Some one was shaking him. Was it the cat? The Little Emperor opened his eyes and saw the frightened face of Princess Autumn Cloud bending over him, as yellow as a lemon, for she had jumped up out of bed when she heard him cry out in his sleep, and there hadn’t been time to put on the honey and the powder, to paint on the surprised black eyebrows or the round red mouth.

“Wake up, wake up, Little Old Ancestor!” she was crying as she shook him. “You’re having a bad dream!”

“Aren’t you the cat?” asked the Little Emperor, who wasn’t really awake yet.

“Certainly not, Little Old Ancestor!” replied his aunt, rather offended.

The Little Emperor climbed out of his bed. The room was full of the still white light that comes from snow, and looking out of the window he saw that the plum trees and the cherry trees looked as if they had blossomed in the night, the snow lay so white and light on every twig. Softly the snow fell, deep, deep it lay, and the people who passed by his windows went as silently as though they were shod in white velvet.

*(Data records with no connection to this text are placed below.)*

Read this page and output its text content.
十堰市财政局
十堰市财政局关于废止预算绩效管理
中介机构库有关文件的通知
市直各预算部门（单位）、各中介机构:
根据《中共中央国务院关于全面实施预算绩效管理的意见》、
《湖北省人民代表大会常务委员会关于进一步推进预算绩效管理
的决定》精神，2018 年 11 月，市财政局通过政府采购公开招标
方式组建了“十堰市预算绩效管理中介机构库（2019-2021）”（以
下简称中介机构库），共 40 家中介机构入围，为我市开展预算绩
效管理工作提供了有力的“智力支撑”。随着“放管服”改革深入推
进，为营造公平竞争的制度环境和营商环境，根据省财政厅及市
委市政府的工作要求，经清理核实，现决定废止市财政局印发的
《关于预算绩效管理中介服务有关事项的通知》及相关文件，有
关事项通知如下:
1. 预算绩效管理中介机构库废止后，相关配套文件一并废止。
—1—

The Little Emperor thought of his dream, and decided that his little bird might suffer and die if he let it go free before winter was over. But he explained to the bird, and tried to make it happier.

“When summer comes, you shall fly away into the sky,” he told it. He brought it fruit and green leaves to peck at, talking to it gently. And the little bird seemed to understand. The dull eyes grew brighter; and though it never sang it sometimes chirped as if it were trying to say: “Thank you.”

On the first night of summer when the moon lay like a great round pearl in the deep blue sea of the sky, the Little Emperor slept, and dreamed again that the cage door opened for him and let him go free. But oh, what happiness now, happiness almost too great for a little boy to bear.

Peonies were in bloom, each petal like a big seashell, and blue butterflies floated over them in the warm sunshine. Half hidden in the grass the Little Emperor found a great purple fruit—a mulberry. How good it was!

The dewy spider webs glistened like the great tinsel Bridge to Heaven they built for him on every birthday. How happy he was! How happy! Free and safe! With the sun to warm him and the breeze to cool him; with food tumbling down from Heaven or the mulberry trees, he wasn’t sure which, with a crystal clear dewdrop to drink on every blade of grass. How happy he was!